Cal, I can only speak for biographers, and I don’t know ANY who don’t have a day job. Most of us are in the media—newspapers, magazines, television, and those are our “pay-the-rent” jobs.

Even the big-time biographers, the ones who are published by Knopf, Doubleday, HarperCollins, don’t make a living at it. It takes years to write a bio, and it’s probably the most expensive kind of book to write (the author, not the publisher, pays for photo publication rights!).

So I can’t speak for novelists or those “Hot Chocolate for the Cat’s Soul” authors, but I can’t think of a single biographer who makes a living at it.

Eve:

Ummmm. I paid for my photo and other rights. Well, it came out of the advance they gave me (Heck, it went past the advance – I paid some out of my pocket).

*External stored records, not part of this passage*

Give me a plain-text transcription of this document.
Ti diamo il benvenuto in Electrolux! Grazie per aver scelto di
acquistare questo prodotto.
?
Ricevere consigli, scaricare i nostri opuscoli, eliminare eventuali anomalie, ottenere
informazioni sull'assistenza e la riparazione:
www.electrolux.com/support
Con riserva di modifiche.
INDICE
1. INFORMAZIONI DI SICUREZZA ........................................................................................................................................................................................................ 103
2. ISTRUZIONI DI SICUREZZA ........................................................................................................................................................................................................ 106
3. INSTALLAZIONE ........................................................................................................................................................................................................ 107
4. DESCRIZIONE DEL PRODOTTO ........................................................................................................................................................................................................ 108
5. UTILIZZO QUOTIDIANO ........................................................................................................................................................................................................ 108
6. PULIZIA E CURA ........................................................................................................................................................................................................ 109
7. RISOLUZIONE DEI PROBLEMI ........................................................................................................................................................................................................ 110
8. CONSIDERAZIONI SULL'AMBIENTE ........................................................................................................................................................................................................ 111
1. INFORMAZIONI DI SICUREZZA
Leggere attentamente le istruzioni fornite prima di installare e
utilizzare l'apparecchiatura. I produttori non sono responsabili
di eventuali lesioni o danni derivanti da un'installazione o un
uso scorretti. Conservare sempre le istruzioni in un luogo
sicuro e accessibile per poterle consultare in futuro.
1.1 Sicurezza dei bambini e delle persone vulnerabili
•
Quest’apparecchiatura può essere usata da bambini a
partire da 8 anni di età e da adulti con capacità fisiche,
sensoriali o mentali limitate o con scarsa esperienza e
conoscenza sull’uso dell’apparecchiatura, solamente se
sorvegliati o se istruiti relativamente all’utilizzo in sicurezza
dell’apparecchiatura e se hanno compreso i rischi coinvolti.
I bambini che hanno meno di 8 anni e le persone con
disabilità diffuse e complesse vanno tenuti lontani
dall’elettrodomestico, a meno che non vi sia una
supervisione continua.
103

I now knw why there are so few “profusely illustrated” books out there.
Side question – since you’ve done so many hollywood pieces – do you find that the studios charge really hefty rates? I wanted to put stills from “Clash of the Titans” in Medusa (I’m a pushover for Harryhausen), but there’s no way I could afford it.

You got an “advance?” From a university press? You’re a better man than I am, Gunga Din . . .
For movie stills, never go to a studio; there are a dozen or so stock-photo agencies which provide film stills, portraits, etc. I try to have at least 70 photos in my books, so I wind up spending a fortune (each photo costs anywhere from $35 to $300 in photo publication rights, depending on the stock house). Photos used on covers cost more, of course, as do full-page ones vs. quarter-page.

My first book was a learning experience; that SOB Ted Turner screwed me out of $2000. The studio said they’d sue me if I used any Jean Harlow photos without paying them—they didn’t have a legal leg to stand on, but they could’ve dragged me through court for years.

Cal, I’ve heard anecdotally that only about ten percent of the people on the shelves in a bookstore do it professionally, but I obviously don’t have any cites for that. That would make it well over 300 people nationally. What I do have is acquaintance with probably ten or twelve people who do make a living at it. Since I’m in Denver (as are all of them), I can’t imagine that there are only 290 other people in the country who make it their full time gig.

Eve:

My sympathies on the Ted Turner thing.

God, I’m glad Medusa can’t sue!

Necros – thanks for the info.

Eve – I think they sprang for the advance becase otherwise there wouldn’t be ANY pictures. And the pix make a big difference. Museums charge similar rates to the film services you used, evidently. Most of my costs were around $35, but a few went higher.It adds up.